* Will not propose dividend for 2018/19
* Adj EBIT seen stable in 2019/2020, net loss to widen
* Expects binding bids for elevator division next year
* Shares indicated down 4% (Recasts, adds details on results, pre-market shares and background)
ESSEN, Germany, Nov 21 (Reuters) - Thyssenkrupp on Thursday scrapped its dividend after its full-year net loss widened five-fold, raising pressure on new Chief Executive Officer Martina Merz to sell the group's elevator division as an operational turnaround seems distant.
The German conglomerate has been in decline over the past 18 months, suffering from four profit warnings and two failed attempts to restructure, triggering a decision to sell its best asset - elevators - in a last-ditch turnaround effort.
Caused by operational weakness in its cyclical businesses as well as restructuring charges, Thyssenkrupp's net loss widened to 304 million euros ($337 million) in 2018-19, compared with 62 million euros in the prior year.

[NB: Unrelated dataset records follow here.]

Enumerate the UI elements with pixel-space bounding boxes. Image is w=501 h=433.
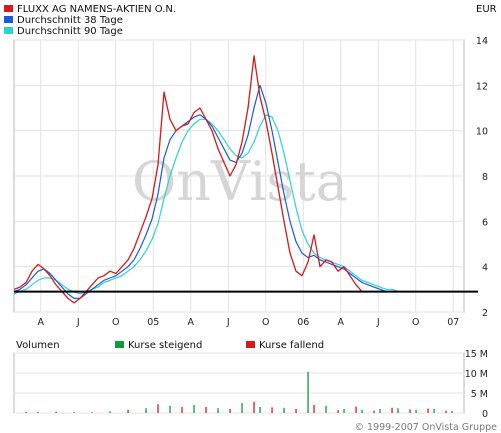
volume-bar-down (271, 407, 272, 413)
price-x-tick-labels: A J O 05 A J O 06 A J O 07 (38, 317, 460, 328)
price-x-tick-label: A (338, 317, 345, 328)
legend-swatch-ma90 (4, 27, 13, 34)
price-legend: FLUXX AG NAMENS-AKTIEN O.N. Durchschnitt… (4, 4, 176, 37)
volume-bar-up (397, 408, 398, 413)
price-y-tick-labels: 2 4 6 8 10 12 14 (476, 36, 488, 319)
volume-bar-up (193, 405, 194, 413)
volume-panel: 0 5 M 10 M 15 M (14, 349, 488, 420)
volume-bar-up (169, 406, 170, 413)
price-x-tick-label: J (226, 317, 230, 328)
legend-swatch-ma38 (4, 16, 13, 23)
volume-bar-down (91, 412, 92, 413)
copyright-notice: © 1999-2007 OnVista Gruppe (355, 422, 498, 433)
volume-bar-up (379, 409, 380, 413)
volume-bar-up (415, 410, 416, 413)
volume-bar-down (205, 407, 206, 413)
price-y-tick-label: 10 (476, 127, 488, 138)
volume-y-tick-labels: 0 5 M 10 M 15 M (465, 349, 488, 420)
volume-bar-up (259, 407, 260, 413)
volume-legend-label-up: Kurse steigend (128, 340, 202, 351)
volume-bar-down (409, 409, 410, 413)
volume-bar-down (181, 407, 182, 413)
price-x-tick-label: O (262, 317, 269, 328)
price-x-tick-label: J (76, 317, 80, 328)
onvista-watermark: OnVista (132, 150, 348, 213)
price-panel: OnVista 2 4 6 8 10 12 14 A J O 05 A J O 06 A J O 07 (14, 36, 488, 328)
volume-bar-down (373, 411, 374, 413)
price-x-tick-label: O (112, 317, 119, 328)
price-y-tick-label: 14 (476, 36, 488, 47)
volume-y-tick-label: 10 M (465, 369, 488, 380)
volume-bar-up (145, 408, 146, 413)
legend-label-price: FLUXX AG NAMENS-AKTIEN O.N. (17, 4, 176, 15)
legend-label-ma38: Durchschnitt 38 Tage (17, 15, 123, 26)
volume-bar-up (109, 411, 110, 413)
volume-bar-down (391, 408, 392, 413)
volume-bar-up (361, 410, 362, 413)
volume-bar-down (157, 404, 158, 413)
volume-legend-label-down: Kurse fallend (259, 340, 324, 351)
volume-bar-up (343, 409, 344, 413)
volume-bar-down (337, 410, 338, 413)
price-y-tick-label: 6 (482, 217, 488, 228)
volume-bar-up (37, 412, 38, 413)
volume-bar-up (451, 411, 452, 413)
volume-legend-swatch-down (246, 341, 255, 348)
price-x-tick-label: 05 (147, 317, 159, 328)
volume-y-tick-label: 0 (482, 409, 488, 420)
volume-bar-down (229, 409, 230, 413)
volume-bar-up (283, 408, 284, 413)
price-y-tick-label: 8 (482, 172, 488, 183)
volume-bar-down (55, 412, 56, 413)
price-y-tick-label: 12 (476, 81, 488, 92)
volume-bar-down (25, 412, 26, 413)
volume-bar-down (295, 409, 296, 413)
currency-label: EUR (476, 4, 497, 15)
volume-bar-up (307, 372, 308, 413)
volume-bar-down (253, 402, 254, 413)
volume-bar-up (73, 412, 74, 413)
volume-bar-down (355, 407, 356, 413)
price-y-tick-label: 4 (482, 263, 488, 274)
price-x-tick-label: A (38, 317, 45, 328)
legend-label-ma90: Durchschnitt 90 Tage (17, 26, 123, 37)
price-y-tick-label: 2 (482, 308, 488, 319)
volume-bar-up (241, 403, 242, 413)
volume-bar-down (313, 405, 314, 413)
volume-bar-down (427, 409, 428, 413)
volume-header: Volumen Kurse steigend Kurse fallend (16, 340, 324, 351)
volume-bar-up (433, 409, 434, 413)
price-x-tick-label: J (376, 317, 380, 328)
volume-label: Volumen (16, 340, 60, 351)
legend-swatch-price (4, 5, 13, 12)
volume-legend-swatch-up (115, 341, 124, 348)
volume-y-tick-label: 15 M (465, 349, 488, 360)
volume-bar-up (325, 406, 326, 413)
price-x-tick-label: 06 (297, 317, 309, 328)
price-x-tick-label: 07 (447, 317, 459, 328)
volume-bar-down (127, 410, 128, 413)
volume-bar-up (217, 408, 218, 413)
price-x-tick-label: O (412, 317, 419, 328)
price-x-tick-label: A (188, 317, 195, 328)
volume-y-tick-label: 5 M (471, 389, 488, 400)
volume-plot-frame (14, 353, 464, 413)
volume-bar-down (445, 411, 446, 413)
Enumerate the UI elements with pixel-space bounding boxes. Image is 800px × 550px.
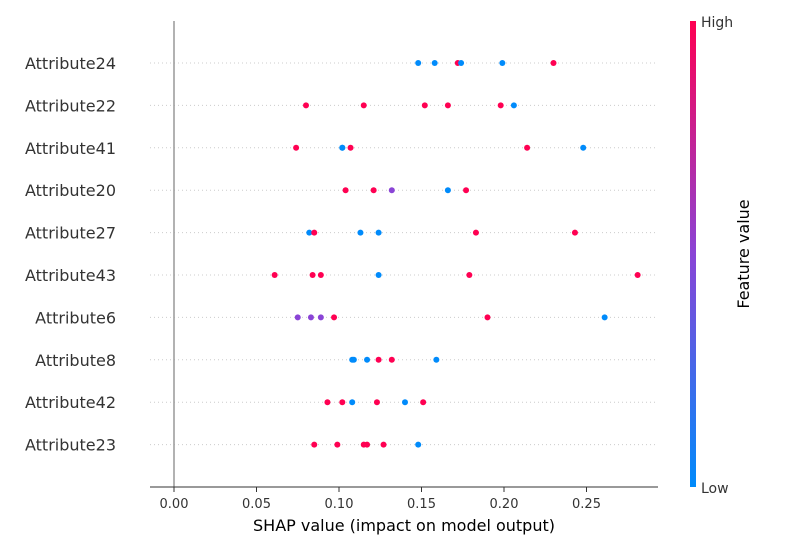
shap-point <box>307 314 314 321</box>
data-points <box>271 60 641 448</box>
feature-label: Attribute22 <box>25 96 116 115</box>
shap-point <box>601 314 608 321</box>
shap-point <box>311 229 318 236</box>
shap-point <box>324 399 331 406</box>
shap-point <box>388 187 395 194</box>
shap-point <box>303 102 309 109</box>
shap-point <box>420 399 427 406</box>
shap-point <box>364 356 371 363</box>
feature-label: Attribute27 <box>25 224 116 243</box>
shap-point <box>458 60 465 66</box>
shap-point <box>580 144 587 151</box>
shap-point <box>444 187 451 194</box>
x-axis-ticks: 0.00 0.05 0.10 0.15 0.20 0.25 <box>160 487 601 512</box>
x-tick-label: 0.00 <box>160 497 189 512</box>
colorbar <box>690 21 696 487</box>
shap-point <box>317 314 324 321</box>
shap-point <box>370 187 377 194</box>
feature-label: Attribute24 <box>25 54 116 73</box>
shap-point <box>402 399 408 406</box>
shap-point <box>571 229 578 236</box>
shap-point <box>484 314 491 321</box>
feature-rows: Attribute24 Attribute22 Attribute41 Attribu… <box>25 54 658 455</box>
shap-point <box>309 272 316 278</box>
feature-label: Attribute23 <box>25 436 116 455</box>
colorbar-title: Feature value <box>734 199 753 308</box>
shap-point <box>342 187 349 194</box>
shap-point <box>380 441 387 448</box>
shap-point <box>499 60 506 66</box>
shap-point <box>350 356 357 363</box>
shap-point <box>364 441 371 448</box>
shap-point <box>388 356 395 363</box>
x-tick-label: 0.20 <box>490 497 519 512</box>
x-tick-label: 0.15 <box>407 497 436 512</box>
shap-point <box>524 144 531 151</box>
x-tick-label: 0.25 <box>572 497 601 512</box>
feature-label: Attribute6 <box>35 308 116 327</box>
shap-point <box>294 314 301 321</box>
feature-label: Attribute8 <box>35 351 116 370</box>
x-tick-label: 0.05 <box>242 497 271 512</box>
shap-point <box>347 144 354 151</box>
shap-point <box>271 272 278 278</box>
shap-point <box>311 441 318 448</box>
shap-point <box>444 102 451 109</box>
shap-point <box>510 102 517 109</box>
feature-label: Attribute43 <box>25 266 116 285</box>
shap-point <box>293 144 300 151</box>
shap-point <box>497 102 504 109</box>
colorbar-high-label: High <box>701 15 733 31</box>
feature-label: Attribute41 <box>25 139 116 158</box>
shap-point <box>357 229 364 236</box>
shap-point <box>433 356 440 363</box>
shap-point <box>375 229 382 236</box>
x-tick-label: 0.10 <box>325 497 354 512</box>
shap-point <box>331 314 338 321</box>
shap-point <box>339 144 346 151</box>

"The performance of many of our businesses is not satisfying," Merz said. "This is also due to the fact that necessary structural improvements and restructuring measures were not implemented with the necessary consequence."
The sprawling conglomerate, whose activities range from steelmaking to plantbuilding, said its adjusted operating profit would only remain stable in 2019/20 after it dived 44% in the last financial year to 802 million euros.
This is mainly due to limited visibility in cyclical areas such as the car sector - its largest client group - as well as materials, the company said, also pointing to geopolitical uncertainties.
For the first time in six years, the German conglomerate will also propose not to pay a dividend for 2018/19, while its net loss for the current business year is expected to widen further.
"Disastrous especially looking at the guidance even as weak operations is no surprise," a local trader said. "Merz now has to show how to put the ailing group back on track."
Shares in the group were indicated to open down 4% at 0654 GMT.
Merz, who has been in the job since Oct. 1, has been tasked with accelerating a turnaround started under her predecessor Guido Kerkhoff, who got the boot in September after just 14 months at the helm.
Hopes to ease the balance sheet pressure now lie with the group's effort to sell its prized elevator division, which could be valued at up to 17 billion euros, and which Thyssenkrupp said will draw binding bids next year.